The Democratic Party has become the preferred party of Wall Street, big business and the military-intelligence agencies. The right-wing billionaire Koch brothers have announced that they will now fund Democratic initiatives and campaigns. Former FBI Director James Comey tweeted that supporters of the intelligence agencies “must vote for Democrats this fall.”
The Democratic Party has subordinated opposition to Trump’s right-wing attacks on immigrants, his tax cuts for the rich and his efforts to appoint a new right-wing Supreme Court justice to their hysterical and unfounded campaign to blame Russia for all of the social ills that plague America. If the Democrats retake Congress this fall, their cadre of national security and intelligence agents and former combat officers will hold the balance of power (see: “The CIA Democrats”).
While the “progressive” Democratic operatives around the El-Sayed and Sanders treat their differences with Clinton and the Republicans as an “intramural scrimmage”—as Obama called the conflict between Clinton and Trump—they treat opposition from the left as an act of war.
The most significant aspect of the events in Michigan was how representatives of the El-Sayed campaign responded to reporters from the World Socialist Web Site and a team campaigning for Niles Niemuth, the Socialist Equality Party candidate in Michigan’s 12th Congressional District.
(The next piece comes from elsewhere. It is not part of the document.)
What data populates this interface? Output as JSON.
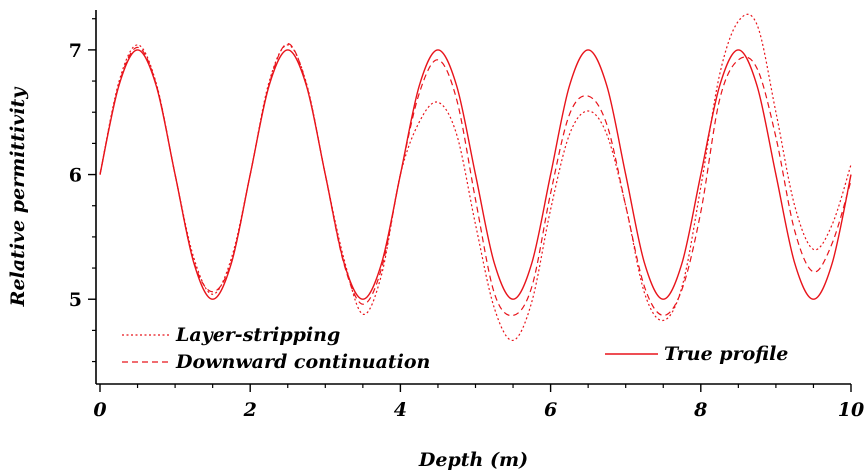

WSWS reporters were denied press credentials at Cobo Hall in Detroit and at a rally in Ypsilanti, even as the El-Sayed campaign acknowledged that it had granted access to capitalist publications such as the New York Times and Wall Street Journal.
In Detroit, El-Sayed campaign officials said they would not allow the distribution of articles that were “negative” toward the El-Sayed campaign and acceded only when WSWS campaigners explained that the First Amendment also applied to articles critical of El-Sayed. In Ypsilanti, Niemuth and his supporters were blocked from distributing material outside of the venue.
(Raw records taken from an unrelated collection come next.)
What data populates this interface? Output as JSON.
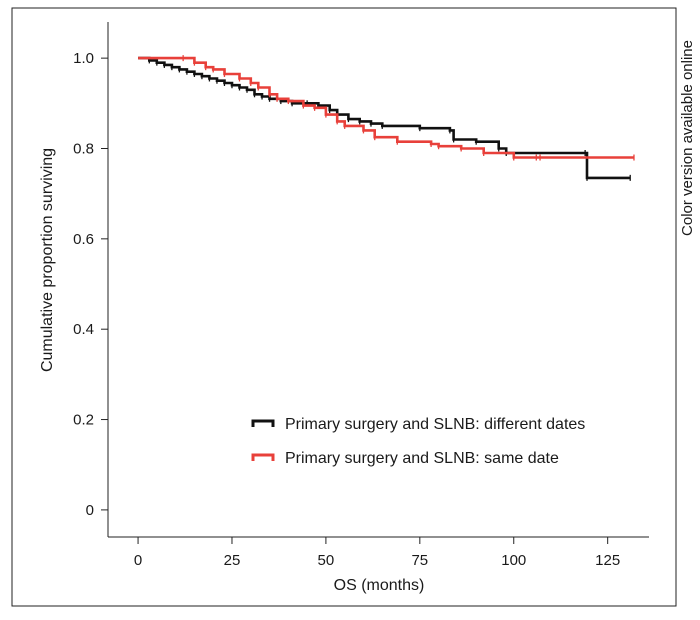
{
  "side_note": "Color version available online",
  "chart_data": {
    "type": "line",
    "subtype": "kaplan-meier-step",
    "title": "",
    "xlabel": "OS (months)",
    "ylabel": "Cumulative proportion surviving",
    "xlim": [
      -8,
      136
    ],
    "ylim": [
      -0.06,
      1.08
    ],
    "xticks": [
      0,
      25,
      50,
      75,
      100,
      125
    ],
    "yticks": [
      0,
      0.2,
      0.4,
      0.6,
      0.8,
      1.0
    ],
    "ytick_labels": [
      "0",
      "0.2",
      "0.4",
      "0.6",
      "0.8",
      "1.0"
    ],
    "grid": false,
    "legend_position": "bottom-right",
    "series": [
      {
        "name": "Primary surgery and SLNB: different dates",
        "color": "#111111",
        "points": [
          [
            0,
            1.0
          ],
          [
            3,
            0.995
          ],
          [
            5,
            0.99
          ],
          [
            7,
            0.985
          ],
          [
            9,
            0.98
          ],
          [
            11,
            0.975
          ],
          [
            13,
            0.97
          ],
          [
            15,
            0.965
          ],
          [
            17,
            0.96
          ],
          [
            19,
            0.955
          ],
          [
            21,
            0.95
          ],
          [
            23,
            0.945
          ],
          [
            25,
            0.94
          ],
          [
            27,
            0.935
          ],
          [
            29,
            0.93
          ],
          [
            31,
            0.92
          ],
          [
            33,
            0.915
          ],
          [
            35,
            0.91
          ],
          [
            38,
            0.905
          ],
          [
            41,
            0.9
          ],
          [
            45,
            0.9
          ],
          [
            48,
            0.895
          ],
          [
            51,
            0.885
          ],
          [
            53,
            0.875
          ],
          [
            56,
            0.865
          ],
          [
            59,
            0.86
          ],
          [
            62,
            0.855
          ],
          [
            65,
            0.85
          ],
          [
            75,
            0.845
          ],
          [
            83,
            0.84
          ],
          [
            84,
            0.82
          ],
          [
            90,
            0.815
          ],
          [
            96,
            0.8
          ],
          [
            98,
            0.79
          ],
          [
            119,
            0.79
          ],
          [
            119.5,
            0.735
          ],
          [
            131,
            0.735
          ]
        ]
      },
      {
        "name": "Primary surgery and SLNB: same date",
        "color": "#e8403a",
        "points": [
          [
            0,
            1.0
          ],
          [
            12,
            1.0
          ],
          [
            15,
            0.99
          ],
          [
            18,
            0.98
          ],
          [
            20,
            0.975
          ],
          [
            23,
            0.965
          ],
          [
            27,
            0.955
          ],
          [
            30,
            0.945
          ],
          [
            32,
            0.935
          ],
          [
            35,
            0.92
          ],
          [
            37,
            0.91
          ],
          [
            40,
            0.905
          ],
          [
            44,
            0.895
          ],
          [
            47,
            0.89
          ],
          [
            50,
            0.875
          ],
          [
            53,
            0.86
          ],
          [
            55,
            0.85
          ],
          [
            60,
            0.84
          ],
          [
            63,
            0.825
          ],
          [
            69,
            0.815
          ],
          [
            78,
            0.81
          ],
          [
            80,
            0.805
          ],
          [
            86,
            0.8
          ],
          [
            92,
            0.79
          ],
          [
            100,
            0.78
          ],
          [
            106,
            0.78
          ],
          [
            107,
            0.78
          ],
          [
            132,
            0.78
          ]
        ]
      }
    ]
  }
}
The response by the Democratic Party comes not from a position of strength, but from weakness. The WSWS was widely known among attendees, especially among autoworkers and young people, and many at the rally expressed hostility to the El-Sayed campaign’s act of political censorship. Sanders, El-Sayed and this supposedly left faction of the Democratic Party are concerned above all that those they are attracting through empty promises and fraudulent politics will have access to a genuine socialist and revolutionary perspective.
The growing mood of social opposition must break free of the stranglehold of the two parties and the trade unions and develop into a massive revolutionary movement to abolish the capitalist system and place the world’s productive forces in the hands of the international working class. The Socialist Equality Party is spearheading this fight.